22-24 Kasım tarihlerinde Şanghay Ulusal Sergi Merkezi’nde düzenlenen Çin Uluslararası Turizm Fuarı (CITM) kapsamında, Tibet Özerk Bölgesi “Çin’in Tibet’i ” temasıyla fuarda yeni kültür ve turizm entegrasyonu imajıyla dikkat çekti.
Bu katılım, bölgenin Kuşak ve Yol Girişimi’ne dahil ülkelerle kültür ve turizm işbirliğini güçlendirmesine katkı sağladı. Tibet 2023 yılının ilk 11 ayında, toplam 62.74 milyon turist ağırlayarak bir önceki yıla göre %15.68 artış kaydetti ve 72.9 milyar yuan turizm geliri elde etti. Özellikle, yurtdışından gelen turist sayısındaki %191.8’lik artış ve uluslararası turizm gelirlerindeki %147.3’lük büyüme dikkat çekti.

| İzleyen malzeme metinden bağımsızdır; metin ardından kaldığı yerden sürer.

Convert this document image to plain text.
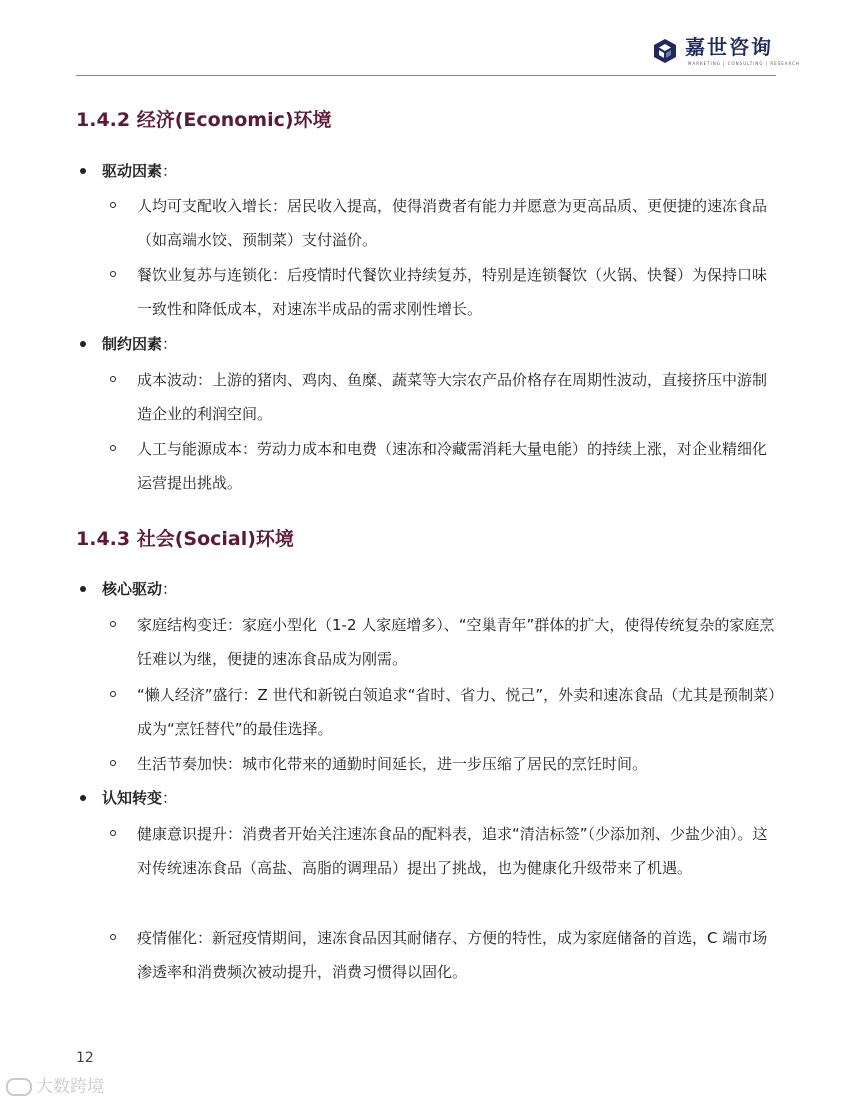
嘉世咨询
MARKETING | CONSULTING | RESEARCH
1.4.2 经济(Economic)环境
驱动因素：
人均可支配收入增长：居民收入提高，使得消费者有能力并愿意为更高品质、更便捷的速冻食品（如高端水饺、预制菜）支付溢价。
餐饮业复苏与连锁化：后疫情时代餐饮业持续复苏，特别是连锁餐饮（火锅、快餐）为保持口味一致性和降低成本，对速冻半成品的需求刚性增长。
制约因素：
成本波动：上游的猪肉、鸡肉、鱼糜、蔬菜等大宗农产品价格存在周期性波动，直接挤压中游制造企业的利润空间。
人工与能源成本：劳动力成本和电费（速冻和冷藏需消耗大量电能）的持续上涨，对企业精细化运营提出挑战。
1.4.3 社会(Social)环境
核心驱动：
家庭结构变迁：家庭小型化（1-2 人家庭增多）、“空巢青年”群体的扩大，使得传统复杂的家庭烹饪难以为继，便捷的速冻食品成为刚需。
“懒人经济”盛行：Z 世代和新锐白领追求“省时、省力、悦己”，外卖和速冻食品（尤其是预制菜）成为“烹饪替代”的最佳选择。
生活节奏加快：城市化带来的通勤时间延长，进一步压缩了居民的烹饪时间。
认知转变：
健康意识提升：消费者开始关注速冻食品的配料表，追求“清洁标签”（少添加剂、少盐少油）。这对传统速冻食品（高盐、高脂的调理品）提出了挑战，也为健康化升级带来了机遇。
疫情催化：新冠疫情期间，速冻食品因其耐储存、方便的特性，成为家庭储备的首选，C 端市场渗透率和消费频次被动提升，消费习惯得以固化。
12
大数跨境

Son yıllarda Tibet, bölgesel bağlantıyı güçlendirme ve platform mekanizmalarını geliştirme konusunda büyük adımlar attı. Nepal gibi komşu ülkelerle yapılan ticaret ve kültürel işbirliği önemli ölçüde ilerledi. Tibet, ülkenin güney Asya’ya açılan kapısı olarak stratejik konumunu güçlendirirken, tarihi ticaret yolları Kuşak ve Yol Girişimi kapsamında yeni bir canlılık kazandı. Bölgede demiryolu ve havayolu altyapısındaki büyük gelişmelerle birlikte Lhasa Gonggar Havalimanı, uluslararası uçuşlara uygun şekilde yeniden yapılandırıldı ve ilk Singapur uçuşu 25 Aralık’ta gerçekleşecek.
Tibet, Kuşak ve Yol Girişimi kapsamında dışa açılma çabalarını hızlandırarak, hem kara hem de deniz bağlantılarını geliştirdi. Nepal ile olan ticaret hacmi bu yılın ilk 10 ayında %46.4 artış göstererek 3.14 milyar yuan’a ulaştı. Ayrıca, Lhasa ve Gyirong gibi sınır bölgelerinde oluşturulan lojistik ve serbest ticaret bölgeleri, sınır ticaretini destekleyerek yerel ekonomik kalkınmaya önemli katkılar sağladı. Bu süreçte, elma, arpa ve mineral su gibi yerel ürünlerin ihracatı artarken, ithal edilen ürünlerin çeşitliliği de genişledi.
2024 yılından itibaren Tibet, Kuşak ve Yol Girişimi’ne derinlemesine entegre olmayı hedefleyerek, Güney Asya’ya açılan önemli bir lojistik merkez olmayı planlıyor. Çin’in diğer bölgeleriyle iş birliğini güçlendiren Tibet, hem ekonomik hem de kültürel iş birliklerini artırmayı sürdürüyor. Bölgedeki altyapı projeleri, uluslararası ticaret yollarını daha erişilebilir hale getirirken, Tibet’in “Kuşak ve Yol” ülkeleriyle ilişkilerini daha da güçlendirdiği ve bu süreçte kendine özgü ürünlerini uluslararası arenaya tanıttığı gözlemleniyor.